-Ну что ты будешь делать! - в голосе, по-прежнему исходившем из неясной дымки, послышалось раздражение. Голову Амариллис отпустили, и она со стуком опрокинулась на жесткую подушку.
-...потеплее... да поторапливайся же! Ну?! - после этих слов и без того неясное сознание стало стремительно покидать обессилевшее тело Амариллис и последнее, что она услышала, был отзвук истошного, заполошного вопля.
Когда ранним вечером первого июньского дня Сириан Мираваль приехал в Серебряные Ключи (ратман на всякий случай решил приехать недельки на две пораньше, проследить, как и что), его встретила глубокая тишина, такая, какая бывает после бурных слез и криков. Войдя в дом, он первым делом спросил:
-Где Амариллис? И мой отец?
-Господин мой брат, - из сгрудившихся подобно насмерть перепуганным овцам домашних выползла молодящаяся вдовица, - Великое несчастье постигло наш дом...
-Говорите яснее! - приказал ратман, усаживаясь в кресло.
-Язык мой отказывается повиноваться мне... пойдемте, и вы все увидите своими глазами... - и вдова указала рукой в сторону родовых покоев.
Пройдя по длинному коридору, Сириан оказался перед запертой дверью. Сопровождавшая его вдова окрыла ее массивным ключом и застыла, всем своим видом показывая, что внутрь заходить еще раз не собирается. Сириан перешагнул порог.
Посреди комнаты стояла кровать, на которой лежала девушка. Совершенно неподвижная. Голова бессильно свесилась набок, из-под ресниц поблескивают белки закатившихся глаз. Ее бедра окровавлены... но и лицо ее, и руки по локоть тоже в крови. А на высокой спинке кровати висит что-то тонкое, длинное, сизо-сукровичного цвета, а по кровати, да и по полу разбросано такое же кровавое рванье.
С минуту ратман стоял неподвижно. Затем отступил, закрыл дверь и, не говоря ни слова, запер ее. И вернулся к домочадцам.
-Ведь я говорил Риго, предупреждал его... женщины с темной кровью могут быть опасны...- Сириан, сгорбившись, сидел в кресле, озабоченно потирая лоб ладонью. - Так ведь нет, не послушал меня. Привел в дом эту особу, наперекор Морелле. Вам, небось, сказал, что она умерла? Так это он со зла. А я-то, дурак, ему поддакивал, думал, он так скорее угомонится. Морелла уезжала к отцу, в Манору - и к лучшему, преждала там тихий ветер... ребенка спокойно выносила.
-О, господин мой брат!.. - вдовица вся подалась вперед, услышав столь радостную весть, - неужели?!
-Да... - совсем не так радостно протянул ратман, - Морелла родила на днях сына. Да какие поздравления... - и он отмахнулся от родственников. - Что мне с этой делать?!
-Но он мертва. - Строго сказала племянница Арчеша. - И любые сожаления и промедления сейчас неуместны. И если мне будет позволено высказать свое мнение, то я скажу, что семейная усыпальница Миравалей - не место для упыриц. - И она так брезгливо поджала губы, как будто упырица - это что-то вроде жирного пятна на скатерти.

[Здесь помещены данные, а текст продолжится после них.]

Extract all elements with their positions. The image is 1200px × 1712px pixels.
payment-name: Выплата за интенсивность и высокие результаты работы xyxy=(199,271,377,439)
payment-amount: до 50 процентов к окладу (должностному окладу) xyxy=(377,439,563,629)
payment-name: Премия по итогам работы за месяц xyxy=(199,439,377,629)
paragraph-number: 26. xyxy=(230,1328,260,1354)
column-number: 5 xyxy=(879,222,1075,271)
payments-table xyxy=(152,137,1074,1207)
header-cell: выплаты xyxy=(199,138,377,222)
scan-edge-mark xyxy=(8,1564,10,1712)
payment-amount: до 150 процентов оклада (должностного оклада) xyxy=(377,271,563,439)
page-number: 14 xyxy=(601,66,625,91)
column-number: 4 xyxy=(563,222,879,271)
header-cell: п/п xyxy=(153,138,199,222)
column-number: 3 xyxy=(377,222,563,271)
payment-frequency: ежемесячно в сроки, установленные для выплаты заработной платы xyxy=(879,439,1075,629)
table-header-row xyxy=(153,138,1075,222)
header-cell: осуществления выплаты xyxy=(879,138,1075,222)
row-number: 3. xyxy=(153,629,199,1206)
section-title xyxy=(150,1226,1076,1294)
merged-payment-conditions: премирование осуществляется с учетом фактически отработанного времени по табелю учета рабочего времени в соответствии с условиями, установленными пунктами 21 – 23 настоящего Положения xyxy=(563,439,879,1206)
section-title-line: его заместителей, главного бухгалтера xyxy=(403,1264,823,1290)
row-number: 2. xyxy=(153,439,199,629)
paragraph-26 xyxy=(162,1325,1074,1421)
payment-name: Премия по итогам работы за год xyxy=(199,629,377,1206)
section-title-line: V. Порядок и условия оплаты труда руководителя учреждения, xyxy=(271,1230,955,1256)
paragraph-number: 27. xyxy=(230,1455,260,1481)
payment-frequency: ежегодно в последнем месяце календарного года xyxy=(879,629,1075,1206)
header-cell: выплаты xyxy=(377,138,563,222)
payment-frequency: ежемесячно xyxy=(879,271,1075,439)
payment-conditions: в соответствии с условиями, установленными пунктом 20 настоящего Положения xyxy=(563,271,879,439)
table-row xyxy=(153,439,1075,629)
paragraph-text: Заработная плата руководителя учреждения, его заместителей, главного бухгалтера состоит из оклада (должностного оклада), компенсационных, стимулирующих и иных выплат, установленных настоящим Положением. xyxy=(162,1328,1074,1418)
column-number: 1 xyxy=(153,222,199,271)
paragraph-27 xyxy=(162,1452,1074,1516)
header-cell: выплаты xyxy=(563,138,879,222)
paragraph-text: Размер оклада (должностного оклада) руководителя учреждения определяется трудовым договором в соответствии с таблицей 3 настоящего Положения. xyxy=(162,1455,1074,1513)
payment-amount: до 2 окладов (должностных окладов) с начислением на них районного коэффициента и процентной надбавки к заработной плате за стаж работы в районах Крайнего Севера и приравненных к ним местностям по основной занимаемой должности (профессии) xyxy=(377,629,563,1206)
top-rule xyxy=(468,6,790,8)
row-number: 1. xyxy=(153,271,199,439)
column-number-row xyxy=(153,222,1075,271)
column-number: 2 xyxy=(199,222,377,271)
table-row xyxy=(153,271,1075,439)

Наконец, Сириан решительно встал и обратился к застывшей в дверях экономке, которая утирала слезы кончиками фартука.
-Немедленно пошлите в Озерки за братьями Брейс.
Клеми вздрогнула: братья Брейс были живодерами.
-Вы так и не сказали мне, что с моим отцом.
-Вашему отцу вчера стало дурно, он очень волновался из-за... Я дала ему успокаивающего настою. - Вдовица искательно заглянула ратману в глаза. - Он все еще спит.
-Что ж... это к лучшему. Не будите его.
Над Серебряными Ключами уже нависли сумерки - не густо-голубые, как полагается летним сумеркам, а лиловые, холодные сумерки заморозка - когда из ворот поместья выехала небольшая телега, запряженная пегой лошаденкой. На козлах сидел коренастый, лысоватый мужчина, второй, очень похожий на него, примостился на краю телеги, поплевывая в придорожную пыль. В телеге лежало что-то, завернутое в грубую холстину, на которой проступали темные пятна. Они направились прямиком той дорогой, за прогулку по которой Амариллис однажды сильно влетело от старика Арчеша.
-Ты деньгу-то пересчитал? - сиплым голосом поинтересовался плюющийся.
-А то... К Поганому болоту даже я задарма не поеду, да еще на ночь глядя, - ответил второй, хлестнув вожжами чересчур неторопливую лошадь.